Baptiste s’écria alors à pleins poumons5 la formule nécessaire au pacte : « Satan, nous te faisons la promesse de te livrer nos âmes si nous avons l’infortune6 de prononcer le nom de notre bon Dieu, ou encore si par malheur nous touchons à une croix d’église pendant notre périple. À cette condition, fais-nous voyager par-delà les montagnes, et surtout, ramène-nous tous sains et saufs au chantier au terme de7 cette escapade! ».
Tout d’un coup, le canot s’éleva dans les airs jusqu’à atteindre près de 500 ou 600 pieds d’altitude8, et se dirigea à toute vitesse vers la grande ville.

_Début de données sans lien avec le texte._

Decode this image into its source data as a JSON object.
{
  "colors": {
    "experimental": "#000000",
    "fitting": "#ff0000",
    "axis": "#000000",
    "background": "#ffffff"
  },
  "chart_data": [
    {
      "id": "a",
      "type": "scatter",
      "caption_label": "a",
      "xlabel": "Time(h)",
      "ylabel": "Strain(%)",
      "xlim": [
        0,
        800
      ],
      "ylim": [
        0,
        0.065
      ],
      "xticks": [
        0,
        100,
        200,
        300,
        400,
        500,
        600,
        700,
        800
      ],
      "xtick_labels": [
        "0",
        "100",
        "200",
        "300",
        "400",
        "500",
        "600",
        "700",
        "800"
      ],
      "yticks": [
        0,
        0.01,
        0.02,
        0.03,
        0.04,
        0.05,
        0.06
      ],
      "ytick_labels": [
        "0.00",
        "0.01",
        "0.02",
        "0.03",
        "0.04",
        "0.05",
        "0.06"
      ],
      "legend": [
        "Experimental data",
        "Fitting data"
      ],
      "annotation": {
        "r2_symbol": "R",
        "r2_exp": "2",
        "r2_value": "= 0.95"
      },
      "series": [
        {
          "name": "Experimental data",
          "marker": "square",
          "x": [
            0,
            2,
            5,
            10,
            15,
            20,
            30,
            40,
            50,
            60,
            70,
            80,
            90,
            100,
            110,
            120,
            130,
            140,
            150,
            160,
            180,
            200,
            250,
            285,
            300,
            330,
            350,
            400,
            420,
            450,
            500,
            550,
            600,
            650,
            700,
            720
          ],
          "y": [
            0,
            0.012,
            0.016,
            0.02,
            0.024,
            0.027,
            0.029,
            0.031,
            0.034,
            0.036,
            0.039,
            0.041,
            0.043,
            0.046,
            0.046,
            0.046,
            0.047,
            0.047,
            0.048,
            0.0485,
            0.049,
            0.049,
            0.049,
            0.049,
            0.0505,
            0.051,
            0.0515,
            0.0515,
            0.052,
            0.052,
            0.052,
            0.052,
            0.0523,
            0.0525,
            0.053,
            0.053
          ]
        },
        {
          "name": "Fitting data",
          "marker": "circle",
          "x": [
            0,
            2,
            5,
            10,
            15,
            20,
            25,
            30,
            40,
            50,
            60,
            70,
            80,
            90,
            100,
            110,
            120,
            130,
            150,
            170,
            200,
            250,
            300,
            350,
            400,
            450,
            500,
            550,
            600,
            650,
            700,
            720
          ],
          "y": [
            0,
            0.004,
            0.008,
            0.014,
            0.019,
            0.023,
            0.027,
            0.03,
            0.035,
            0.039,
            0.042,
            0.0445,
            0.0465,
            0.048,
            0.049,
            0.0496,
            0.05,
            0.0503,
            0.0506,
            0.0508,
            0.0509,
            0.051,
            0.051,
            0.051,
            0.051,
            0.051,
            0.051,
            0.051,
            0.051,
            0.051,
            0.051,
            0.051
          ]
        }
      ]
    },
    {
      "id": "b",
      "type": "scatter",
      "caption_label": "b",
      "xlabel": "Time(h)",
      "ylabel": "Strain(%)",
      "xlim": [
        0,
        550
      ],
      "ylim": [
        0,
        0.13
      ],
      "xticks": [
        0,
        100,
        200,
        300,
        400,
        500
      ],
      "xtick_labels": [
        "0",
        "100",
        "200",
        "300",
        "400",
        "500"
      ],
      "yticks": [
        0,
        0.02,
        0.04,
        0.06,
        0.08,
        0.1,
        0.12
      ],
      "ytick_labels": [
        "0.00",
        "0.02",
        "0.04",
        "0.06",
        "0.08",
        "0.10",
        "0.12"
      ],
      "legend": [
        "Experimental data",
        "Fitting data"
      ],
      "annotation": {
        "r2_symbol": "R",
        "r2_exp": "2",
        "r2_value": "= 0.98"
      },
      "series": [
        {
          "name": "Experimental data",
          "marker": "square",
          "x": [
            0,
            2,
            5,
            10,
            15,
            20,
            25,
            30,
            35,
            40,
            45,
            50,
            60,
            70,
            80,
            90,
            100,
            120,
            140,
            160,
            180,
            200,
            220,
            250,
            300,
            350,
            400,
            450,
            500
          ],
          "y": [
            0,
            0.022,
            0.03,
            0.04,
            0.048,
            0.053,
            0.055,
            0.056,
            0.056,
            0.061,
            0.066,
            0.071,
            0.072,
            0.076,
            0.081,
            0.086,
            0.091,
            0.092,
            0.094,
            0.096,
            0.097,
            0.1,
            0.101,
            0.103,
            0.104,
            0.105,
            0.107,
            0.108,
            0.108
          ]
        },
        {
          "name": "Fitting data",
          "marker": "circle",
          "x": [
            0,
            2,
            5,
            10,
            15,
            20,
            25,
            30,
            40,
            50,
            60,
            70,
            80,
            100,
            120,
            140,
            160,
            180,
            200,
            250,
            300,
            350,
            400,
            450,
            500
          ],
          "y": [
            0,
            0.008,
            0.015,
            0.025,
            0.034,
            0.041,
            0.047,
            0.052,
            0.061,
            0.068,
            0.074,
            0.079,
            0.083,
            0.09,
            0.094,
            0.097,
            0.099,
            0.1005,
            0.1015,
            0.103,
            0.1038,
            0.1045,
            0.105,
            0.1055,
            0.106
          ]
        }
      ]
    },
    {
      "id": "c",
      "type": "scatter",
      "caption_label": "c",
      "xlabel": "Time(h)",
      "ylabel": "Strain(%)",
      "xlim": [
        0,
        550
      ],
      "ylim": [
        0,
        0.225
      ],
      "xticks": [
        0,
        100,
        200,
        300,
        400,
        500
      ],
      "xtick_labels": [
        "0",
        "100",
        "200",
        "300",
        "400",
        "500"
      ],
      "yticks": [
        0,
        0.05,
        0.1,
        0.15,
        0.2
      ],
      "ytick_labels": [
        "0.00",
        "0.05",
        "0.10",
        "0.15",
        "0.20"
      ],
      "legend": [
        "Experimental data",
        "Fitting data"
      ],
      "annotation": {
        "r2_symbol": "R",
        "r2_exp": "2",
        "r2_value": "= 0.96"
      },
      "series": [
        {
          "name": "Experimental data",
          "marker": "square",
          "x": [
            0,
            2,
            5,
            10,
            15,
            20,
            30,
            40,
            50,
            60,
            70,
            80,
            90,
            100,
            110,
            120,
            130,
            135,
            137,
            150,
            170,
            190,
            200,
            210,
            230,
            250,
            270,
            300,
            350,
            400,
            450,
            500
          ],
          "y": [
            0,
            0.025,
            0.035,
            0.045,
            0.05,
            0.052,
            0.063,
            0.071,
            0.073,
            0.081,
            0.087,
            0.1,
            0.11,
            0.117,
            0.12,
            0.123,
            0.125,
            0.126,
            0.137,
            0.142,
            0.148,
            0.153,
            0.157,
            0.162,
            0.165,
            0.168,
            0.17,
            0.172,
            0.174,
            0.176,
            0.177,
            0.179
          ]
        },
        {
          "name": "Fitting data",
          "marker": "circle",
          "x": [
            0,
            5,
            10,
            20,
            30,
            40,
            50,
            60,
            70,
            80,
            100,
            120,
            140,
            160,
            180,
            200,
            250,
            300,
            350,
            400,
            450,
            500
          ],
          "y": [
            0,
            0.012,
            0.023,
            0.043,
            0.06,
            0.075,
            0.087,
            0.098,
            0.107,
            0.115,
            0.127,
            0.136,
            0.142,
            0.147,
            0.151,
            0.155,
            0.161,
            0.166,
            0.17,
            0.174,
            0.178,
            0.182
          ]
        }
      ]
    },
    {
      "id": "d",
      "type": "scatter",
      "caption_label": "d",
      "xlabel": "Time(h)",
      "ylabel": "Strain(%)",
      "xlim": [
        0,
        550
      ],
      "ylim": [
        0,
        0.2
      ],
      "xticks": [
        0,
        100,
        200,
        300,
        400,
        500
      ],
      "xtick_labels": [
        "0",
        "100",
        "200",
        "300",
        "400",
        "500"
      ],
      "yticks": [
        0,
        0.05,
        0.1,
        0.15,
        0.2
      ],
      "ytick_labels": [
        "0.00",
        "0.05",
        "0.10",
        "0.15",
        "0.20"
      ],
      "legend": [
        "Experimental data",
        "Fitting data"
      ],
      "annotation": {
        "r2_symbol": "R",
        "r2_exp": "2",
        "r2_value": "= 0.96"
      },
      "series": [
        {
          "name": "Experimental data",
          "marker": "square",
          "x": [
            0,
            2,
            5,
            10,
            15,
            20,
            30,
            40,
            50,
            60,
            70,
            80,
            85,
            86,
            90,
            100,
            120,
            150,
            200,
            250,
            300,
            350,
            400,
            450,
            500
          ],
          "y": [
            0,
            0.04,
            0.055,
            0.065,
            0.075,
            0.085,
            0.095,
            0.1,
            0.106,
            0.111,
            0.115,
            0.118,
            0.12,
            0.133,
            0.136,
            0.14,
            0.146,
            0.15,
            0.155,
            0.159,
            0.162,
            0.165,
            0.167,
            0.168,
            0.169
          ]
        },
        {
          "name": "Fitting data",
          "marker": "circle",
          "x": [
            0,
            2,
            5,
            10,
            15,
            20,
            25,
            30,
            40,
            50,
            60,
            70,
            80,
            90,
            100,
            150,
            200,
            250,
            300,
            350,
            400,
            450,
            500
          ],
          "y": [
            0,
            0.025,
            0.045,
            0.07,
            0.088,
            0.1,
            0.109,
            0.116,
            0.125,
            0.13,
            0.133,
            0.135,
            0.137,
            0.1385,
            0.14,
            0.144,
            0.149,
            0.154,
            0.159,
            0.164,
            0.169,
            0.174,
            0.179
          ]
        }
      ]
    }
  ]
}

Vers les deux heures du matin, le canot atterrit sur le lieu des festivités. La soirée allait bon train9, tellement que Baptiste, manquant à sa parole, décida de boire deux verres de whisky blanc, quand bien même la tâche de diriger le canot sur le chemin du retour lui avait été confiée. Et de fait, ce qui devait arriver arriva : Baptiste se trompa d’itinéraire. Pire encore, le canot faillit accrocher la croix d’un clocher, si bien qu’il décida à la dernière minute de l’esquiver en faisant un brusque virage vers la droite. Or, en raison de la vitesse à laquelle Baptiste dirigeait le canot, ce dernier se renversa et chuta à toute vitesse. Sous le coup de l’émotion, Baptiste laissa s’échapper un sacre10. Heureusement, se dirent les autres membres de l’équipage, ce sacre n’avait pas eu lieu alors qu’ils se trouvaient dans les airs! Afin d’éviter qu’une telle chose se reproduise, ils décidèrent d’attacher le pauvre Baptiste et de lui mettre un foulard sur la bouche avant de reprendre la route. Celui-ci, mécontent de son sort et aggravé par la quantité d’alcool qu’il avait consommé malgré la promesse qu’il avait prise avant de partir, parvint à se dégager de ses liens, et prononça une seconde fois un sacre. Cette fois-ci, il était trop tard. Le diable les entendit, et prit possession de son dû : les huit âmes à bord du canot…
2 Qui contient ou implique quelque chose, du verbe comporter.